In a letter dated Wednesday (PDF), Texas Attorney General Greg Abbott told Houston to immediately drop the subpoena requests. Even if they had been prepared by outside counsel, "these lawyers acted in the city's name, and you are responsible for their actions."

"Government officials must exercise the utmost care when our work touches on religious matters," he said. "Your aggressive and invasive subpoenas show no regard for the very serious First Amendment considerations at stake."

The Alliance Defending Freedom (ADF) has submitted a motion on behalf of the five subpoenaed pastors, asking that the city quash its request. Subpoenas limited to communications on the equal rights ordinance would still be overly broad, said ADF legal counsel Joe La Rue.

The group backing the subpoenaed pastors, the ADF, also sponsors the annual Pulpit Freedom Sunday, encouraging pastors to challenge the federal tax code regulation that prohibits tax-exempt groups from endorsing political candidates.

The Houston case, because it involves an issue and not a political candidate, does not fall under that regulation, La Rue said. “Pastors can speak about issues—same-sex marriage, abortion, the environment, immigration—and there’s nothing wrong with that and certainly nothing illegal,” he said.

Houston lawyer Kyle Bryant reviewed the legal grounds of the case on his blog and warned fellow Christians against reading too much into the subpoenas:

… The reality is that we are merely dealing with an overbroad discovery request from a zealous trial lawyer employed by the city. So the sky is not falling. This is not a government-wide "approval" system of pulpit messages. The pastors aren't being threatened with punishment merely for the contents of their sermons.

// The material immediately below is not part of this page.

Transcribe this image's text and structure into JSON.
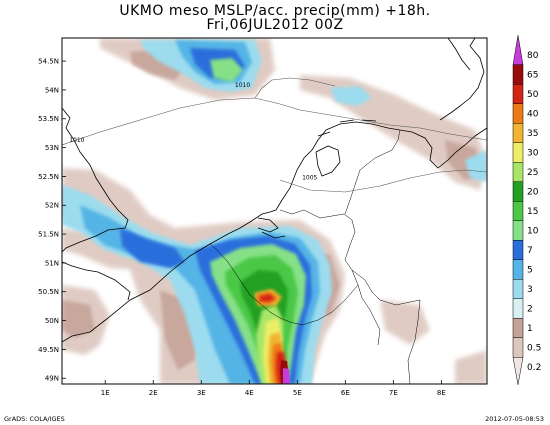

But this is harassment, and the small things add up. A government that tries to intimidate pastors who would seek to employ the democratic process to repeal a morally questionable piece of legislation is no friend of liberty, religious or otherwise.

CT previously reported on anti-discrimination ordinances in Texas when San Antonio expanded its policy last year to include bias against sexual orientation and gender identity.